しかも「個々の学校は水溶液は出るが、さっきの水蒸気はほとんど出ない」というアドバイスまで。

安心した顔で会場に入る木下君。
何もできなかった戸倉先生は、自分は無力だと唇をかみしめます。

 

入試が終わったら、すぐに次の学年の受験に切り替え!

受験終了後、研修をおえて講師として改めて出社した戸倉先生。
そこで、木下君が無事合格した事、校長先生が東京のはずれの校舎に飛ばされたことを知ります。
校長先生た飛ばされた理由は、合格実績が悪かったから。

その代わりの校長としてきたのは、なんと木下君の受験の時に先に応援に来ていたフェニックスの先生でした。
フェニックスを辞めて、桜花にきたのです。
名前は黒木先生。

*「二月の勝者」より引用

 

さっそく、先生たちを集めて会議。
この日は統一合格判定テストが行われる日です。

こちらの漫画は小学6年生の子どもたちにスポットを当てて進行するよう。
「小6の4月というこの時期は、そろそろ偏差値という現実を直視しなくてはならない時期」との事。
具体的な合格判定の出るはじめての試験になると。

*「二月の勝者」より引用

 

佐倉先生の最初の仕事は、テストの試験監督として黒木先生の補佐に着くこと。
教室に行く途中、試験日の応援について触れます。

「雪の中、傘もささずに応援するってすごいな」と褒めると言うと、「だって、仕事ですから」と不思議そうな顔をされます。

さらに、6年生の生徒が1年間に塾に落とす金額は、平均150万。
フェニックスなら200万。
それを考えると雪をかぶることぐらいなんともないと。

「子どもの将来のためにやっているんですよね」と言う戸倉先生に、「子どもの将来を売る場所です」とバッサリ。

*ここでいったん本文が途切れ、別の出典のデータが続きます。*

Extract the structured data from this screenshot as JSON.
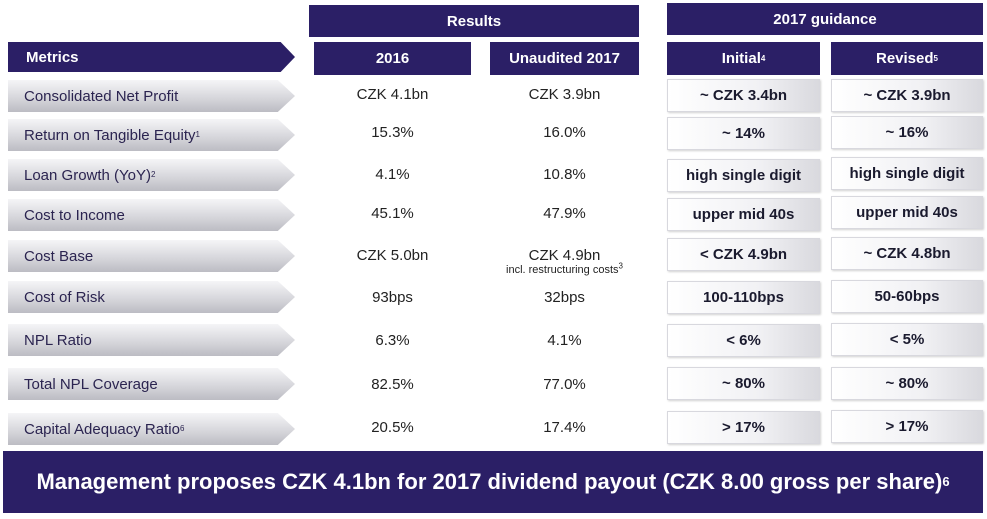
{
  "headers": {
    "results": "Results",
    "guidance": "2017 guidance",
    "metrics": "Metrics",
    "col_2016": "2016",
    "col_2017": "Unaudited 2017",
    "col_initial": "Initial",
    "col_initial_sup": "4",
    "col_revised": "Revised",
    "col_revised_sup": "5"
  },
  "rows": [
    {
      "metric": "Consolidated Net Profit",
      "sup": "",
      "v2016": "CZK 4.1bn",
      "v2017": "CZK 3.9bn",
      "note": "",
      "initial": "~ CZK 3.4bn",
      "revised": "~ CZK 3.9bn"
    },
    {
      "metric": "Return on Tangible Equity",
      "sup": "1",
      "v2016": "15.3%",
      "v2017": "16.0%",
      "note": "",
      "initial": "~ 14%",
      "revised": "~ 16%"
    },
    {
      "metric": "Loan Growth (YoY)",
      "sup": "2",
      "v2016": "4.1%",
      "v2017": "10.8%",
      "note": "",
      "initial": "high single digit",
      "revised": "high single digit"
    },
    {
      "metric": "Cost to Income",
      "sup": "",
      "v2016": "45.1%",
      "v2017": "47.9%",
      "note": "",
      "initial": "upper mid 40s",
      "revised": "upper mid 40s"
    },
    {
      "metric": "Cost Base",
      "sup": "",
      "v2016": "CZK 5.0bn",
      "v2017": "CZK 4.9bn",
      "note": "incl. restructuring costs",
      "note_sup": "3",
      "initial": "< CZK 4.9bn",
      "revised": "~ CZK 4.8bn"
    },
    {
      "metric": "Cost of Risk",
      "sup": "",
      "v2016": "93bps",
      "v2017": "32bps",
      "note": "",
      "initial": "100-110bps",
      "revised": "50-60bps"
    },
    {
      "metric": "NPL Ratio",
      "sup": "",
      "v2016": "6.3%",
      "v2017": "4.1%",
      "note": "",
      "initial": "< 6%",
      "revised": "< 5%"
    },
    {
      "metric": "Total NPL Coverage",
      "sup": "",
      "v2016": "82.5%",
      "v2017": "77.0%",
      "note": "",
      "initial": "~ 80%",
      "revised": "~ 80%"
    },
    {
      "metric": "Capital Adequacy Ratio",
      "sup": "6",
      "v2016": "20.5%",
      "v2017": "17.4%",
      "note": "",
      "initial": "> 17%",
      "revised": "> 17%"
    }
  ],
  "footer": {
    "text": "Management proposes CZK 4.1bn for 2017 dividend payout (CZK 8.00 gross per share)",
    "sup": "6"
  },
  "colors": {
    "navy": "#2b1f66"
  }
}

さらに、「オープンテストは新規顧客獲得のチャンスです。金脈を獲りに行きますよ」と。

唖然とする戸倉先生。
そんな戸倉先生には構わず、黒木先生は教室に入ると「はじめまして。君たち全員を第一志望校に合格させるためにやってきた」と自己紹介します。

 

まだスタートしたばかりの漫画ですが、中学受験塾の先生が主人公という視点がおもしろい。
塾のリアルな仕事、考えがわかります。

この最初の1話だけでも、受験についての「あるある話」を聞いた感がすごい。
第一希望の合格者は全体の3割程度ってすごい!
怖い!!

教えてくれた友人(正しくは、友人のご主人)に感謝!
この連載、読まさせて頂こうと思います。